Wednesday, April 22, 2009

I So Did Not Need To Know That

I try to keep this blog family friendly but the following story must be told.

So today I went to the farmer's market style store where I've been getting most of my fruits and vegetables. With my toddler and my seven week old in tow I entered the check out line. The woman in front of me had several things including corn dogs.

G: Hockey dogs!
Me: Yep.
G: Those my hockey dogs?
Me: No, they are hers.
Her: (Turning around) Do you like corn dogs?
G: Oh yes!
Her: (lifting up a huge dog bone) I'm also getting this for my dog. She'll love it.
Me: Oh, our dog would love that.
Her: What kind of dog do you have?
Me: A golden retriever.
Her: I have a miniature Australian shepherd*. She's is so spoiled.
Me: Our dog is pretty spoiled too.
Her: I love her so much. I'd rather have my dog than *insert word for male appendage here*.

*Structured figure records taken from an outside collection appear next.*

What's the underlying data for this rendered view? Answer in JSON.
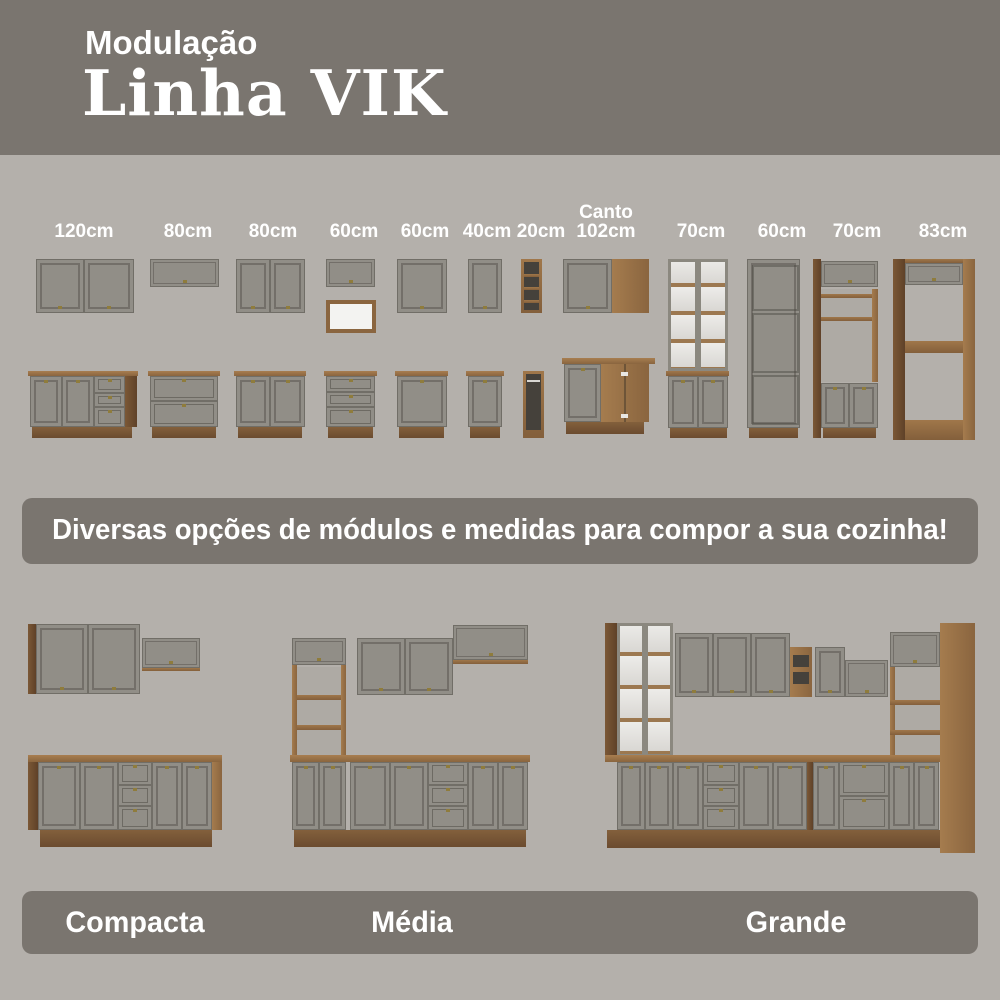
{
  "colors": {
    "background": "#b4b0ab",
    "banner": "#7a756f",
    "door_gray": "#918e87",
    "wood": "#8a653f",
    "text": "#ffffff"
  },
  "header": {
    "subtitle": "Modulação",
    "title": "Linha VIK"
  },
  "modules": {
    "items": [
      {
        "label": "120cm"
      },
      {
        "label": "80cm"
      },
      {
        "label": "80cm"
      },
      {
        "label": "60cm"
      },
      {
        "label": "60cm"
      },
      {
        "label": "40cm"
      },
      {
        "label": "20cm"
      },
      {
        "label": "Canto\n102cm"
      },
      {
        "label": "70cm"
      },
      {
        "label": "60cm"
      },
      {
        "label": "70cm"
      },
      {
        "label": "83cm"
      }
    ]
  },
  "banner": {
    "text": "Diversas opções de módulos e medidas para compor a sua cozinha!"
  },
  "kitchens": {
    "items": [
      {
        "name": "Compacta"
      },
      {
        "name": "Média"
      },
      {
        "name": "Grande"
      }
    ]
  }
}
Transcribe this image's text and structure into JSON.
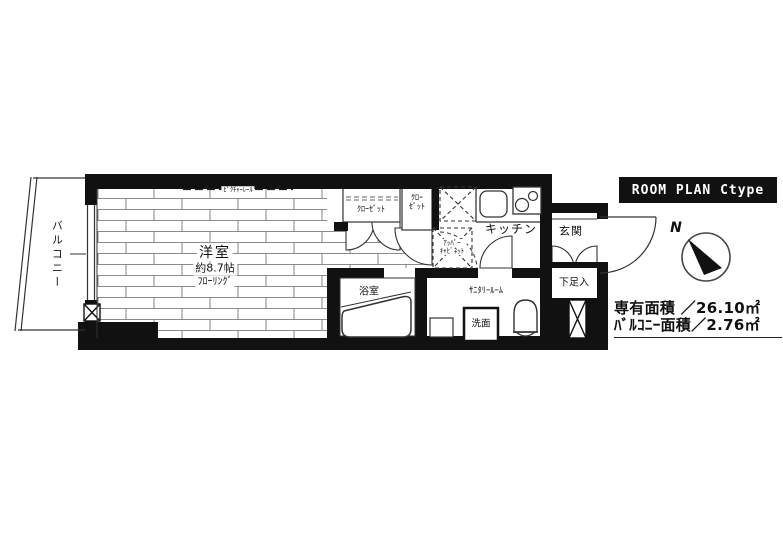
{
  "header": {
    "label": "ROOM PLAN  Ctype"
  },
  "compass": {
    "north": "N"
  },
  "rooms": {
    "balcony": {
      "label": "バルコニー"
    },
    "western_room": {
      "name": "洋室",
      "size": "約8.7帖",
      "flooring": "ﾌﾛｰﾘﾝｸﾞ",
      "picture_rail": "ﾋﾟｸﾁｬｰﾚｰﾙ"
    },
    "closet_1": {
      "label": "ｸﾛｰｾﾞｯﾄ"
    },
    "closet_2": {
      "line1": "ｸﾛｰ",
      "line2": "ｾﾞｯﾄ"
    },
    "upper_cabinet": {
      "line1": "ｱｯﾊﾟｰ",
      "line2": "ｷｬﾋﾞﾈｯﾄ"
    },
    "kitchen": {
      "label": "キッチン"
    },
    "entrance": {
      "label": "玄関"
    },
    "shoe_cabinet": {
      "label": "下足入"
    },
    "bathroom": {
      "label": "浴室"
    },
    "sanitary_room": {
      "label": "ｻﾆﾀﾘｰﾙｰﾑ"
    },
    "washbasin": {
      "label": "洗面"
    }
  },
  "area_summary": {
    "exclusive_area": "専有面積 ／26.10㎡",
    "balcony_area": "ﾊﾞﾙｺﾆｰ面積／2.76㎡"
  },
  "colors": {
    "wall": "#111111",
    "line": "#333333",
    "background": "#ffffff",
    "header_bg": "#111111",
    "header_text": "#ffffff"
  }
}
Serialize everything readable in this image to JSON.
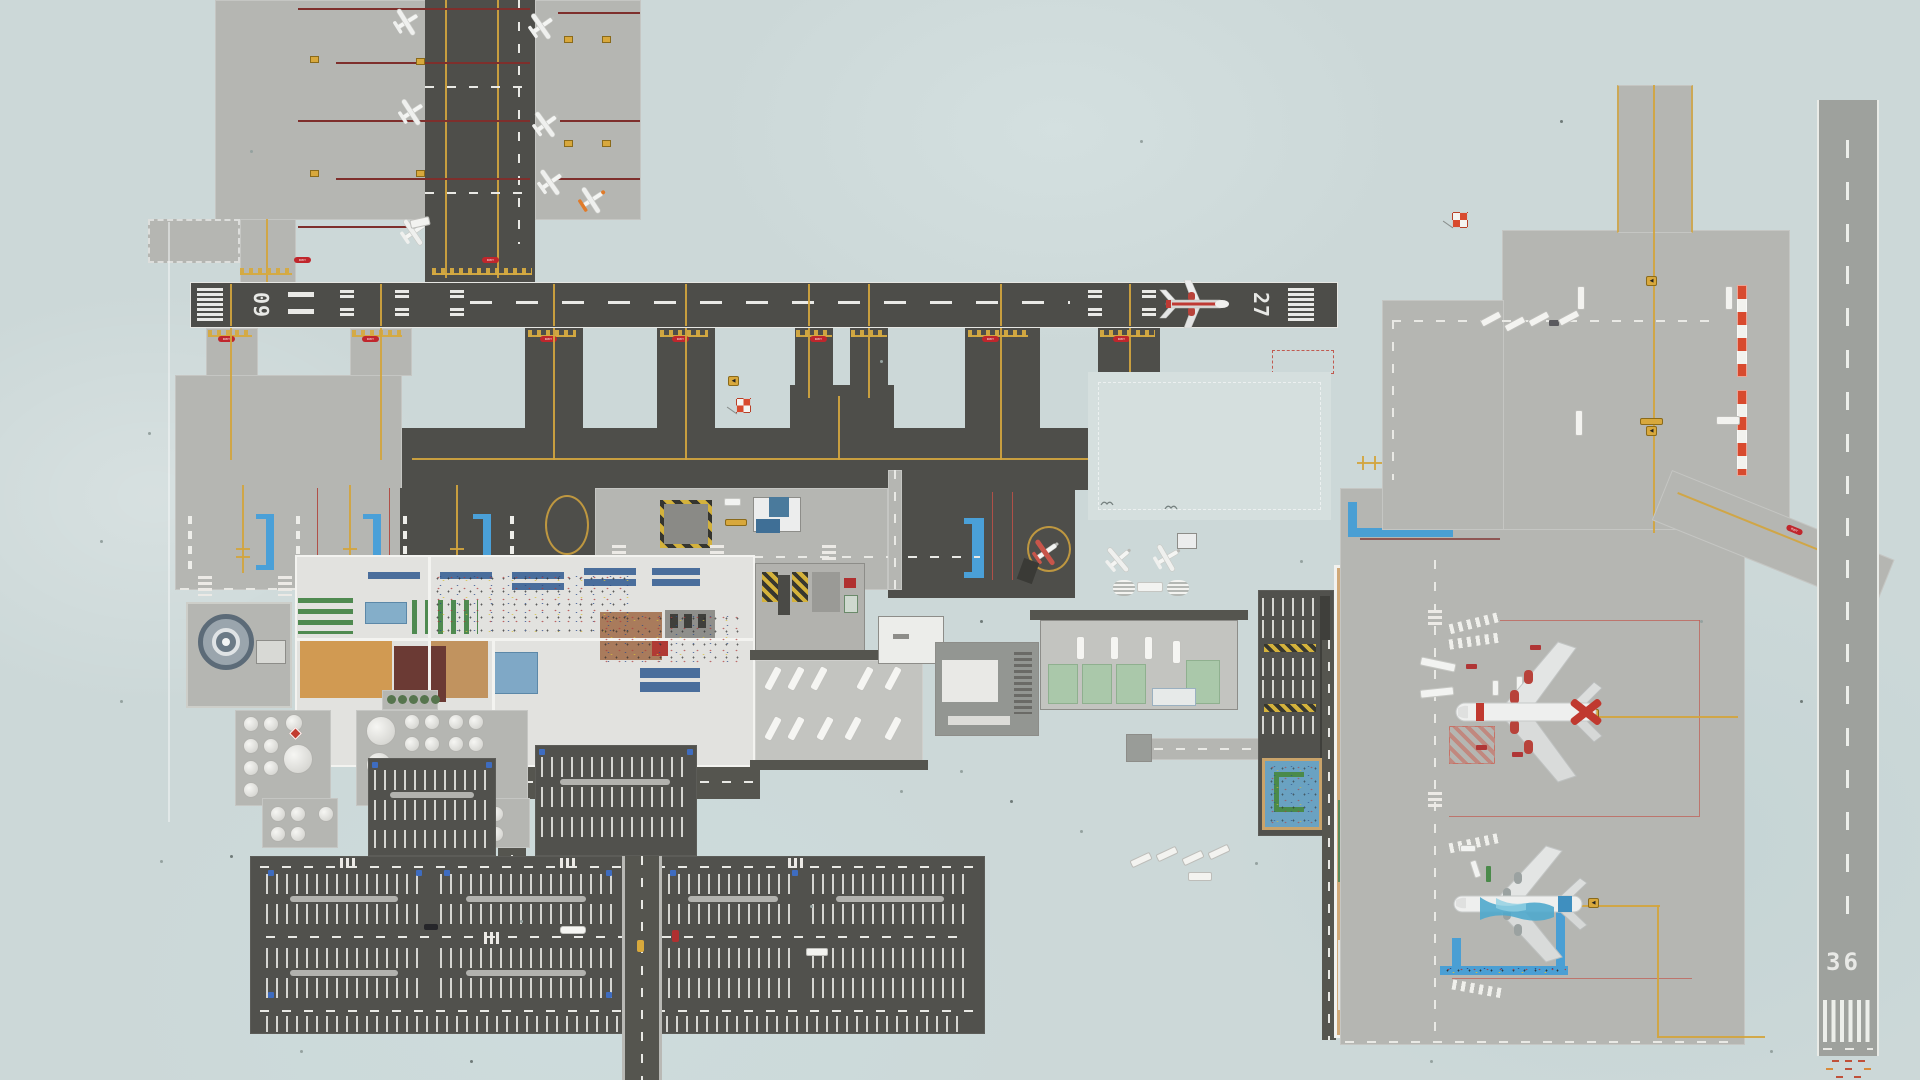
{
  "scene": {
    "description": "Top-down airport management game — full airport map overview, no HUD visible",
    "background": "#ccd8d8"
  },
  "runways": {
    "main": {
      "label_left": "09",
      "label_right": "27",
      "surface": "dark asphalt",
      "orientation": "east-west",
      "markings": [
        "threshold stripes",
        "aiming point bars",
        "touchdown zone bars",
        "dashed centerline"
      ]
    },
    "crosswind": {
      "label": "36",
      "surface": "light concrete",
      "orientation": "north-south",
      "markings": [
        "threshold stripes",
        "dashed centerline",
        "red-orange approach lights"
      ]
    }
  },
  "signs": {
    "hold_short": "RWY AHEAD",
    "taxi_arrow": "◀"
  },
  "windsocks": [
    {
      "id": "central",
      "style": "red-white checker"
    },
    {
      "id": "northeast",
      "style": "red-white checker"
    }
  ],
  "aircraft": [
    {
      "id": "airliner-on-runway",
      "type": "narrow-body airliner",
      "livery": "white with red stripe and red engines",
      "location": "runway 09/27 near 27 threshold",
      "heading": "east"
    },
    {
      "id": "widebody-red",
      "type": "wide-body airliner",
      "livery": "white with red nose band and red tail",
      "location": "east terminal gate stand",
      "heading": "west"
    },
    {
      "id": "widebody-blue",
      "type": "wide-body airliner",
      "livery": "white with blue wave pattern",
      "location": "east remote stand with walking path",
      "heading": "west"
    },
    {
      "id": "ga-white",
      "count": 6,
      "type": "light single-prop",
      "location": "northwest GA apron"
    },
    {
      "id": "ga-orange",
      "count": 1,
      "type": "light single-prop",
      "location": "northwest GA apron east edge"
    },
    {
      "id": "ga-red",
      "count": 1,
      "type": "light single-prop",
      "location": "central apron GA loop pad"
    },
    {
      "id": "ga-field",
      "count": 2,
      "type": "light single-prop",
      "location": "grass tie-down field east of terminal"
    }
  ],
  "ground_zones": [
    "northwest GA apron",
    "main terminal",
    "east security hall",
    "bus gate yard",
    "fuel farm",
    "radar site",
    "public parking lots",
    "grass tie-down field with red edge markers",
    "de-icing pads",
    "east passenger terminal",
    "remote wide-body stands",
    "northeast cargo apron with red-white edge markers",
    "vertical taxiway",
    "service roads with crosswalks"
  ],
  "palette": {
    "background": "#ccd8d8",
    "asphalt_dark": "#4e4e4a",
    "apron_gray": "#b5b6b2",
    "runway_concrete": "#9ea19d",
    "taxi_line_yellow": "#d2a53e",
    "hold_sign_red": "#c0262c",
    "stand_line_red": "#b05048",
    "jetbridge_blue": "#4aa0d8",
    "safety_hazard": "#d4b23c",
    "parking_lot": "#51514d",
    "terminal_floor": "#e2e2df",
    "grass_field": "#d5dfde"
  }
}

Okay, now, you have to actually insert the word and say the whole sentence out loud or something. I think that is the only way to actually get the effect. I. Could. Not. Believe. It. Now, I am certainly not the most modest individual. I'll talk about a plethora of topics. And I am surrounded by lots of male appendages given the fact that I am the sole female in this house and that includes my dog and cat. But, to inform a complete and total stranger who has a two year old--who repeats everything--in her cart that you'd rather have your dog than, well, that...I was floored. To say the least. I stood there and kind of felt perplexed and wondered what I was supposed to say in response to that.

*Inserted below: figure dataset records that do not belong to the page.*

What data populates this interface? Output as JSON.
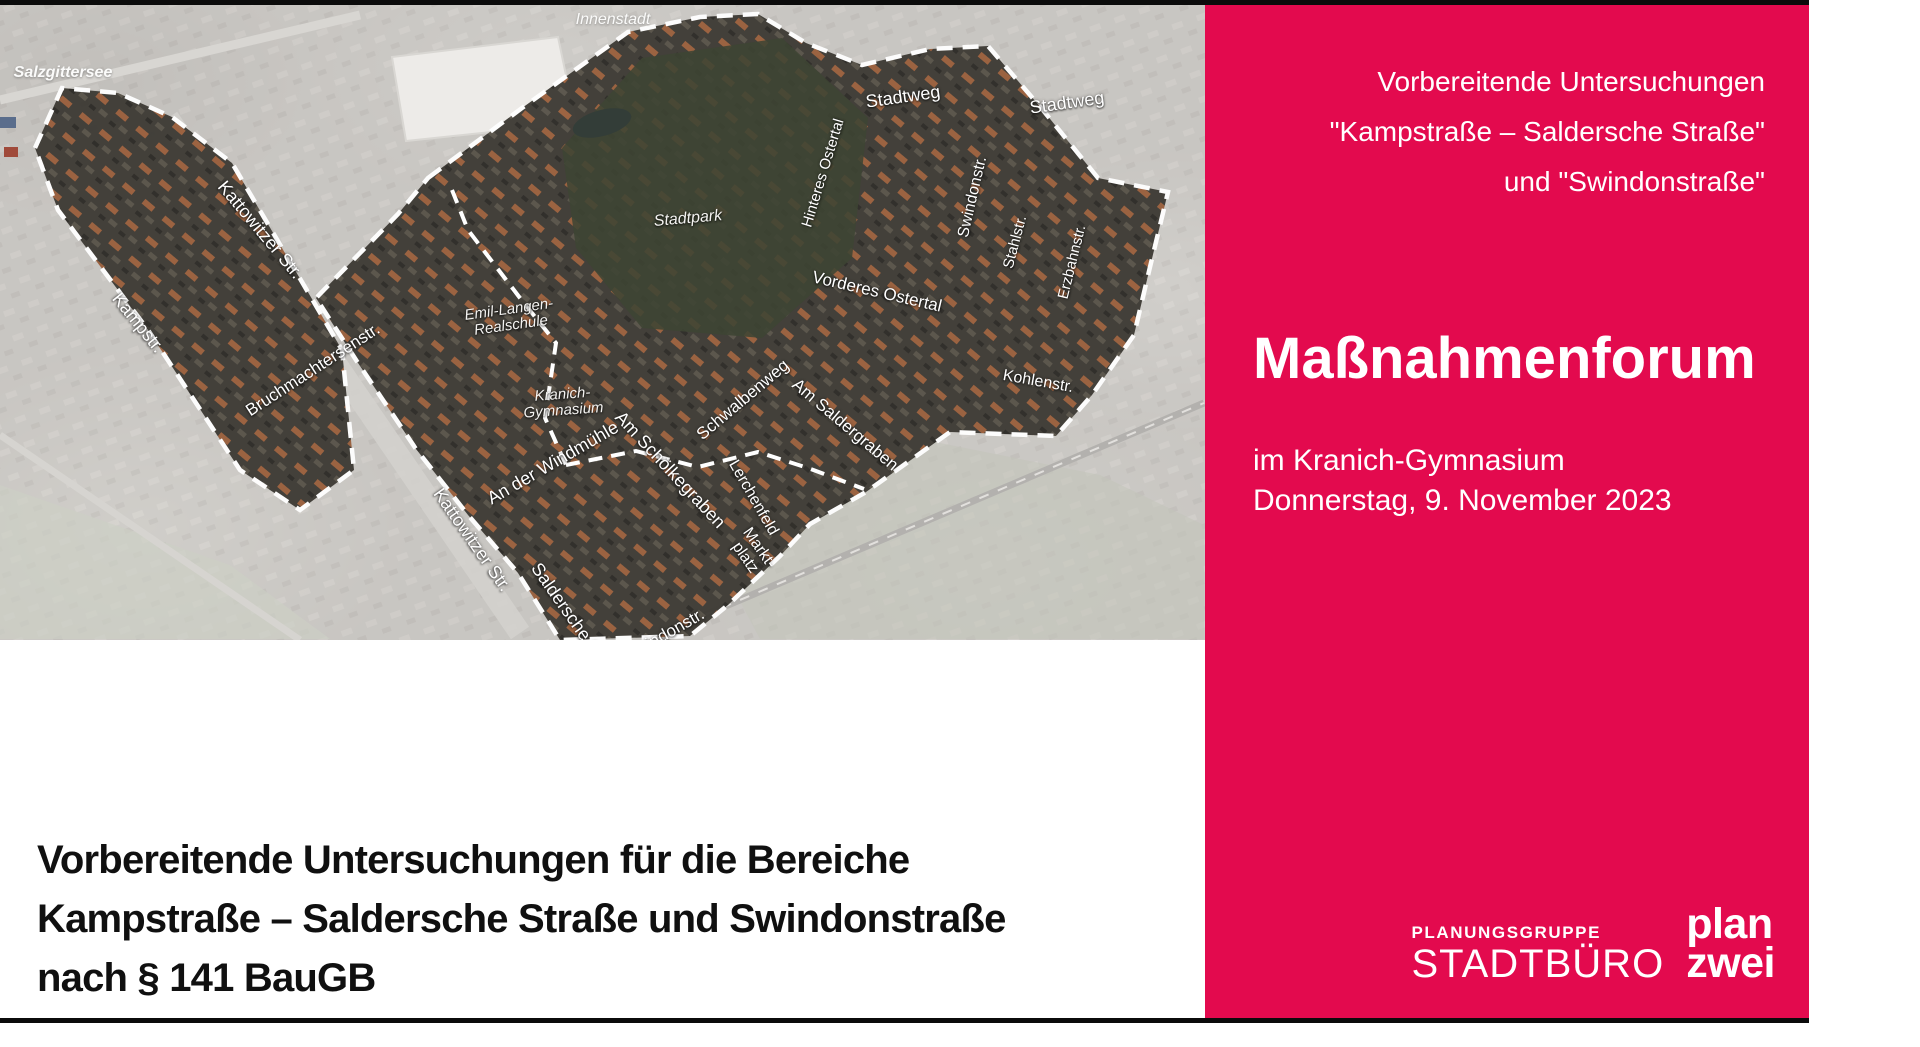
{
  "panel": {
    "bg_color": "#e30a4e",
    "text_color": "#ffffff",
    "header_line1": "Vorbereitende Untersuchungen",
    "header_line2": "\"Kampstraße – Saldersche Straße\"",
    "header_line3": "und \"Swindonstraße\"",
    "title": "Maßnahmenforum",
    "venue": "im Kranich-Gymnasium",
    "date": "Donnerstag, 9. November 2023"
  },
  "logos": {
    "stadtbuero_top": "PLANUNGSGRUPPE",
    "stadtbuero_bottom": "STADTBÜRO",
    "planzwei_line1": "plan",
    "planzwei_line2": "zwei"
  },
  "caption": {
    "line1": "Vorbereitende Untersuchungen für die Bereiche",
    "line2": "Kampstraße – Saldersche Straße und Swindonstraße",
    "line3": "nach § 141 BauGB"
  },
  "map": {
    "labels": {
      "salzgittersee": "Salzgittersee",
      "innenstadt": "Innenstadt",
      "stadtweg_w": "Stadtweg",
      "stadtweg_e": "Stadtweg",
      "hinteres_ostertal": "Hinteres Ostertal",
      "swindonstr_n": "Swindonstr.",
      "stahlstr": "Stahlstr.",
      "erzbahnstr": "Erzbahnstr.",
      "vorderes_ostertal": "Vorderes Ostertal",
      "kohlenstr": "Kohlenstr.",
      "stadtpark": "Stadtpark",
      "emil_langen_1": "Emil-Langen-",
      "emil_langen_2": "Realschule",
      "kranich_1": "Kranich-",
      "kranich_2": "Gymnasium",
      "an_der_windmuehle": "An der Windmühle",
      "am_schoelkegraben": "Am Schölkegraben",
      "schwalbenweg": "Schwalbenweg",
      "am_saldergraben": "Am Saldergraben",
      "lerchenfeld": "Lerchenfeld",
      "marktplatz_1": "Markt-",
      "marktplatz_2": "platz",
      "kattowitzer_n": "Kattowitzer Str.",
      "kampstr": "Kampstr.",
      "bruchmachtersenstr": "Bruchmachtersenstr.",
      "kattowitzer_s": "Kattowitzer Str.",
      "saldersche_str": "Saldersche Str.",
      "swindonstr_s": "Swindonstr."
    }
  }
}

So I said nothing and she said, "I have to see your baby." I jumped at the chance to change the subject. Anything to keep me from discussing dogs vs. men with a total stranger. All the while I was thinking, Can I blog about this? No. Well, maybe. No. Yes? I have got to call my mom.

*I cannot actually remember what she said she had because the events that followed shocked that particular bit of information right out of my memory. I know it was a miniature something or other.


  1. haha people seem very open to tell strangers thing. I had a 911 caller the other night that went on and on about the cathitor(sp?) in a certain male appendage..thanks dude..tmi!

  2. You just got to love, or not, people and their candor.

    Seriously, I can't believe she said that in the public. Much less in the presence of a two year old.

  3. LMAO! My eyes bulged when I read that. I can almost see your expression. haha oh man some people are crazy! I too am surrounded by those male parts. I'm the only pink in a sea of blue!

  4. Im so glad you blogged this because this cracked me up!!

  5. I would have paid money to see your face. Remind me to tell you about what a woman said to me at one of our garage sales once...

  6. still laughing. and then yes, i too think all day, 'can i blog about this'? too funny.

  7. I'm guessing your face looked exactly like mine does RIGHT NOW. What the heck was wrong with her? Oy. People's judgment.

  8. Oh, she's too friendly. That's what we call "oversharing." :D
    Well, let's just look at it on the bright side. By the bright side, I mean you were able to blog about it and we had a good laugh.